With support from Anglo American, 26 Year 9 students from Moura State High School participated in an exciting hands-on learning experience delivered by the Queensland Minerals and Energy Academy (QMEA), the education arm of the Queensland Resources Council (QRC).
QRC Director of Skills, Education and Diversity, Ms Katrina-Lee Jones, said ‘Beakers.Bots.Build’ challenged students’ intellect, creativity, and teamwork, which helped them discover the myriad career opportunities for STEM professionals.
“Under the guidance of the experienced Anglo American team, students completed a series of resources industry-contextualised activities that were a dynamic fusion of imagination, exploration, and problem-solving,” Ms Jones said.
“The STEM fun kicked off when students programmed Lego EV3 robots to drive around a simulated mine site, representing the high-tech machinery our industry uses such as autonomous vehicles.
“They then put their chemistry skills to the test as they investigated how to separate a mixture of sand, salt, and iron – something our industry’s process engineers and metallurgists do every day.”
General Manager of Anglo American’s Dawson Mine, Dan Iliffe, said Anglo American was proud to partner with the QMEA to deliver this unique workshop to help local kids understand how STEM classes were applied to real-world applications in mining.
“STEM professionals play a critical role in our industry, and today’s program gave Moura’s next generation the opportunity to immerse themselves in various in-demand roles, potentially shaping their future careers and the success of our industry,” he said.

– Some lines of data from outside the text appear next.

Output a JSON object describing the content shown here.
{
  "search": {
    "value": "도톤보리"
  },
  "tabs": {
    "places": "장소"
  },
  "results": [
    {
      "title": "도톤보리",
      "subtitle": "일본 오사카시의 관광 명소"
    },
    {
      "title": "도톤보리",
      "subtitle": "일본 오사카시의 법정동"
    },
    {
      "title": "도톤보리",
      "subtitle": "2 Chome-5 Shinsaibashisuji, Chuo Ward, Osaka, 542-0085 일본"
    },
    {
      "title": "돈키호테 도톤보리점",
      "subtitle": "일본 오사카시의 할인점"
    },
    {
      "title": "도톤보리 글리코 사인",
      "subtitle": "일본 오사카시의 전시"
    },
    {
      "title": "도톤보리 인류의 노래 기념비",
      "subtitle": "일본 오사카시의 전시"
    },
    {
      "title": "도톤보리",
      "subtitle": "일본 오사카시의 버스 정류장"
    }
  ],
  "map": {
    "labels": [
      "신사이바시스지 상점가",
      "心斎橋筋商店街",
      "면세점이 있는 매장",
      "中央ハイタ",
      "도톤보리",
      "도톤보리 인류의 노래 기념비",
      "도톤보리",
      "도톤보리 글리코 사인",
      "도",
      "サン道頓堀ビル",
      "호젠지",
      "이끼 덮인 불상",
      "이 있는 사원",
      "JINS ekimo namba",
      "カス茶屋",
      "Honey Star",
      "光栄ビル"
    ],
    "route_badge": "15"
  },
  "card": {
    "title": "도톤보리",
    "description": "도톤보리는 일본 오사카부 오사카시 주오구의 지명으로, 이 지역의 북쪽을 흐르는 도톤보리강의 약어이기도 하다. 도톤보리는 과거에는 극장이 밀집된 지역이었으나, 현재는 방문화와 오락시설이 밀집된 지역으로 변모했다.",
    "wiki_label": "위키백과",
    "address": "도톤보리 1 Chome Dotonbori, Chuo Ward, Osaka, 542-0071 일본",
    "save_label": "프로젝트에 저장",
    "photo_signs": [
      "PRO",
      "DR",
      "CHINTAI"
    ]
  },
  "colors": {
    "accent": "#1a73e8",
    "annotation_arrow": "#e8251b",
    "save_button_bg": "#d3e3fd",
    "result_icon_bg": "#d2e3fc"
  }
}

“This workshop was a fantastic way for these students to see firsthand how pursuing further STEM studies in their final years of secondary school could set them up as the STEM leaders of tomorrow.”
Moura State High School Acting Principal, Mrs Halena Hall said the day wrapped up with an activity that saw students design and build a device capable of moving a coin without manual intervention.
“Creatively replicating the intricate coal-sorting machines used in the resources industry, this task showcased how the mining industry uses innovation and engineering to make difficult tasks safer, easier, and more efficient,” Mrs Hall said.
“Students are always eager to understand how their classroom learning translates to real-world challenges, and today’s program cleverly complemented their science curriculum with engaging and fun activities.”
As Australia’s largest and most successful industry-led education and schools initiative, the QMEA seeks to broaden student and teacher knowledge of career opportunities in resources.
The academy encourages a talent pipeline of employees into vocational and professional careers, with a focus on female and Indigenous participation. The QMEA currently engages with 99 schools and is a partnership between the QRC and the Queensland Government under its Gateway to Industry Schools program.